Folha de S. Paulo


Ex-relator da reforma se diz de alma lavada: 'Cunha estava se sentindo um deus'

Pedro Ladeira - 14.mai.2015/Folhapress
Marcelo Castro (PMDB-PI) lê seu relatório à comissão especial da reforma política
Marcelo Castro (PMDB-PI) lê seu relatório à comissão especial da reforma política

Relator por mais de três meses da reforma política na Câmara, o peemedebista Marcelo Castro (PI), 65 anos e em seu quinto mandato de deputado, afirmou nesta quarta-feira (27) se sentir de "alma lavada" com a robusta derrota do "distritão" de Eduardo Cunha (PMDB-RJ) no plenário da Casa.

"Ele estava se sentindo tão poderoso, tão capaz, que estava se dando o direito de agir como se fosse um deus que sabe o que todo mundo pensa, que sabe o que está na cabeça de cada um. Deu no que deu."

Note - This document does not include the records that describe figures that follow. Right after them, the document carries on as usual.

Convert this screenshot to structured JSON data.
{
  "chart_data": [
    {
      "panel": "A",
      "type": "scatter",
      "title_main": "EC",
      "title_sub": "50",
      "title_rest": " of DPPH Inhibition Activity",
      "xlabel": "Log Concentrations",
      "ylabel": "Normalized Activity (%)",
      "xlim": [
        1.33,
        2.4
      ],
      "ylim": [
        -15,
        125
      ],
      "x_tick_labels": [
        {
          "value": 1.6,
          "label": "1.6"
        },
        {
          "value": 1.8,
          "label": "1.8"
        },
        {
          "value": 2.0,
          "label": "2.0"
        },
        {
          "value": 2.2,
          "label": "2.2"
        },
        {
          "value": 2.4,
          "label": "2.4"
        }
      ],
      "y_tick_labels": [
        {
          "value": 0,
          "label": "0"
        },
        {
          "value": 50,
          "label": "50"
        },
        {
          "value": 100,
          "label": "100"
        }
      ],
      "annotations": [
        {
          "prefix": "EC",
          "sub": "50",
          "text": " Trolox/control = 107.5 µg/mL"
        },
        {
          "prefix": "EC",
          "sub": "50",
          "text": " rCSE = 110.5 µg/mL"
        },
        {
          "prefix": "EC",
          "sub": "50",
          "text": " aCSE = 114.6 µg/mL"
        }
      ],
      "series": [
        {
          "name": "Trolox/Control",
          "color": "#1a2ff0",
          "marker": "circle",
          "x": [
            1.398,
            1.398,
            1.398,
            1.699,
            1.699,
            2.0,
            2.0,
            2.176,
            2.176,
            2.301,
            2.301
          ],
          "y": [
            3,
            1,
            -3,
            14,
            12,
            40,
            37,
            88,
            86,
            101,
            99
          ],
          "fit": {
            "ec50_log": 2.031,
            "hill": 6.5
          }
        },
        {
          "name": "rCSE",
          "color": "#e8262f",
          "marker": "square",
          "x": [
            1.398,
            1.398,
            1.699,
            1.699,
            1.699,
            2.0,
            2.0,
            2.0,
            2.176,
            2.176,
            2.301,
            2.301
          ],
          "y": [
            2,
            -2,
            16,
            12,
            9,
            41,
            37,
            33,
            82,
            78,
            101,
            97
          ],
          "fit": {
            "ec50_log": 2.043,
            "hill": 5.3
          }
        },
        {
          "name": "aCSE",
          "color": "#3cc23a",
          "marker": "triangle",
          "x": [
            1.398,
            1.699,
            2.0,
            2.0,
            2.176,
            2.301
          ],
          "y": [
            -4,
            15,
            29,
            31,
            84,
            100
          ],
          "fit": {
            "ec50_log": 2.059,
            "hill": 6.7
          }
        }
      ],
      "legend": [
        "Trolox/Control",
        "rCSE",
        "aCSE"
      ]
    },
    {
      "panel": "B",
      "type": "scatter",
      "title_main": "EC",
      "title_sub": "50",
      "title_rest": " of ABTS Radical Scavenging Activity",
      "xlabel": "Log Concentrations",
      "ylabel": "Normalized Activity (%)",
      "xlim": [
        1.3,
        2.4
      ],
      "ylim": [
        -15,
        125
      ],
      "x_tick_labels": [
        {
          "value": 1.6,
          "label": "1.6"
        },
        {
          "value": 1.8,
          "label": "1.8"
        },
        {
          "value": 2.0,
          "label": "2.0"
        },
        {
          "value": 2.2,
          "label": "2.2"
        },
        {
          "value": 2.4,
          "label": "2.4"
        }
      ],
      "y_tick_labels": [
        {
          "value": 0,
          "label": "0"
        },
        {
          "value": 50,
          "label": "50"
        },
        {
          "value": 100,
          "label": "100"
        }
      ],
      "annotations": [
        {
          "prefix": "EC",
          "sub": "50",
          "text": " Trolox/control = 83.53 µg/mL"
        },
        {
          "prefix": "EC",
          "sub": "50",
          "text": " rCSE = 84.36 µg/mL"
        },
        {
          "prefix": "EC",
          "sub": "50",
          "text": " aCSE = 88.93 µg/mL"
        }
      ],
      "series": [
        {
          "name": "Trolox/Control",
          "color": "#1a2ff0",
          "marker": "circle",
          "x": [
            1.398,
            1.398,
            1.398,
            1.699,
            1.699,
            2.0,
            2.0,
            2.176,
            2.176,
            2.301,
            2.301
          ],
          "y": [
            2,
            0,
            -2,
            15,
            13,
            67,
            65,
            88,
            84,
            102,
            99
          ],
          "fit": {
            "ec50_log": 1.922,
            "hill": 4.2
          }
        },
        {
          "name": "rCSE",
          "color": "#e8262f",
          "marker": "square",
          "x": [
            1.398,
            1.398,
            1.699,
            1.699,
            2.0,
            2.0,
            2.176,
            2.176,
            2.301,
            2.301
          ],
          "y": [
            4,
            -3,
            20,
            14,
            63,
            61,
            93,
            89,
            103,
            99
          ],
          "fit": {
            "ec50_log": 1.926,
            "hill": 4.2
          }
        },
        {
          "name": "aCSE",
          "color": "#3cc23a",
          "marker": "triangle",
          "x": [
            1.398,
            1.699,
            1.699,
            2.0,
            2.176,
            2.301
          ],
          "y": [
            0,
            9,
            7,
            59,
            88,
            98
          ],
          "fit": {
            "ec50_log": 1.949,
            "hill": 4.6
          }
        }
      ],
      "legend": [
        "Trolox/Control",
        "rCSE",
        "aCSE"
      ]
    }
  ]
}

Castro foi colocado na relatoria da comissão pelo presidente da Câmara, mas acabou destituído após criticar o distritão. Chegou a ser classificado por Cunha como autor de um relatório "confuso" e carente de "inteligência política". A comissão teve o trabalho descartado e não votou um relatório.

No plenário, o distritão só teve, nesta terça, o apoio de 210 deputados, quase 100 a menos do que o mínimo necessário para a alteração do sistema eleitoral.

No momento da entrevista à Folha, Castro recebeu em seu gabinete o telefonema do senador Vadir Raupp (RO), vice-presidente do PMDB, que atuou nos bastidores contra o distritão. "Parabéns pra você também [conversando com Raupp], você ajudou muito."

Leia trechos da entrevista:

*

Folha - Como o sr. se sente após a derrota do distritão?
Marcelo Castro - Me sinto 100% desagravado, de alma plenamente lavada, acho que foi uma injustiça comigo, com a comissão [descartar o trabalho do colegiado]. Um ato desnecessário, desmotivado, desrespeitoso, arbitrário.

Folha - O atropelo à comissão influenciou o resultado?
Castro - O quanto isso influenciou eu não sei dimensionar, mas que influenciou influenciou. Porque muitos me falaram isso [13 integrantes da bancada do PMDB votaram contra Cunha].

Folha - O presidente da Câmara chegou a se desculpar com você?
Castro - Quando ele deu essa declaração [sobre a falta de inteligência política], eu o respondi através dos meios de comunicação dizendo que ele tinha escolhido o relator errado, que ele deveria ter escolhido um relator submisso à vontade dele. Nesse dia ele me ligou, se desculpou e marcou para a gente conversar no dia seguinte sobre a reforma política. Eu fui no gabinete dele, onde tivemos uma conversa bastante franca, em que eu disse a ele tudo o que pensava. Que ele havia sido o líder [da bancada do PMDB, cargo que ocupou antes da presidência da Câmara] mais democrático que já havíamos tido no PMDB. Ouvia todo mundo, distribuía tarefas, todos participavam. Por algumas vezes a ideia dele foi derrotada na bancada e ele ia para a tribuna defender a ideia da bancada, e não a dele. E uma vez na presidência ele estava se revelando uma pessoa completamente contrária a isso. Só ele era o inteligente, só ele é quem sabia, só ele é quem podia, só ele é quem fazia.

Folha - Qual foi a reação dele?
Castro - Ele disse que não era aquela a intenção dele, é que o relatório da comissão não espelhava a vontade do plenário. E ai eu brinquei: 'Como você sabe o que o plenário pensa'? O que estava atrás desse pensamento dele é que ele estava se sentido tão poderoso, tão capaz, que ele achava que sabia mais o que o plenário pensa do que a comissão. Ele estava se sentindo tão poderoso, tão capaz, que ele estava se dando o direito de agir como se fosse um deus, que sabe o que todo mundo pensa, o que está na cabeça de cada um. Deu no que deu.